There is that feeling one gets near the end of a long trip when something familiar comes into view. It may be a freeway exit, a large building near home or in my case the Bay Bridge. There is that moment when you pass through the tunnel on Yerba Buena Island and there it is, San Francisco. It always looks extra special from that view. On the way back to San Francisco there is another familiar sign that you’re almost home — Mono Lake.
After one of those long flights across the continent, I love when Mono Lake appears out the window thousands of feet below. As soon as we pass over the lake I know I am back home in California. From there it’s a quick zip across Yosemite, head towards San Jose, turn right at Mount Hamilton and before you can say turn off your electronic devices you’re back at SFO.
Then there is the other approach to Mono Lake. It’s about 235 miles of driving and, if you do it right, it takes most of the day after poking around the Tioga Pass and Toulumne Meadows in Yosemite. You descend down the back of the Sierra into a hot dry landscape, and there is the blue shimmer of Mono Lake.
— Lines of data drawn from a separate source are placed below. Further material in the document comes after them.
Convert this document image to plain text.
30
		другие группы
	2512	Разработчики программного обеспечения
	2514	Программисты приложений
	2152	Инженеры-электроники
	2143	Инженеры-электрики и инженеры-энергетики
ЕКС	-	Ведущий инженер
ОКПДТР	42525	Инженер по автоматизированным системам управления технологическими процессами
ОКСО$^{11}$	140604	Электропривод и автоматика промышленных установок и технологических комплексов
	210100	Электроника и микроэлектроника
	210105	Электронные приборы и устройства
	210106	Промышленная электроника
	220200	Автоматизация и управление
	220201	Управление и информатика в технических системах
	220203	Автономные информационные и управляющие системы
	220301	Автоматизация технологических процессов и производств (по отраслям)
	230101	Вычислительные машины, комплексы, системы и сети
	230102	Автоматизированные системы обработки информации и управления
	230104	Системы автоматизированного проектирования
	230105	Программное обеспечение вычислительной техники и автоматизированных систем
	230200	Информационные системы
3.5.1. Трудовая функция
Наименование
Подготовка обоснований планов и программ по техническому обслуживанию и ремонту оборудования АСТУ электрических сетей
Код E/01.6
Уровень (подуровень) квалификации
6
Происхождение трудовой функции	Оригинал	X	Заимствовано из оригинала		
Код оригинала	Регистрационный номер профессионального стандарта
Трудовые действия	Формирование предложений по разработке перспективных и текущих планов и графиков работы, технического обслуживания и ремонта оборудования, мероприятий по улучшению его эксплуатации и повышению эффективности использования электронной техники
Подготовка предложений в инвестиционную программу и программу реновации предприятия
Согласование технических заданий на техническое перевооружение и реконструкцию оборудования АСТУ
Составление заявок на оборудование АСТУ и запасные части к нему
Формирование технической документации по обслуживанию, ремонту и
Mono Lake has gotten smaller over the years. The 60 year old map I used in this piece shows a lake that was much bigger. Los Angeles started tapping the water and the lake level dropped. There is one advantage of the lower water level. It has exposed the tufa formations created by geothermal heated springs under the lakebed. The lakeshore has a wonderful what-planet-is-this look about it. I’ve been photographing and painting the lake over the years.
Now might be the time to hurry and see the lake up close. The Mono Lake Tufa State Natural Reserve is on the list of 70 state parks that California is threatening to close due to budget problems. I still can’t get my mind around the idea of closing a state park. It’s nice to see the lake as I fly home, but even better up close and personal.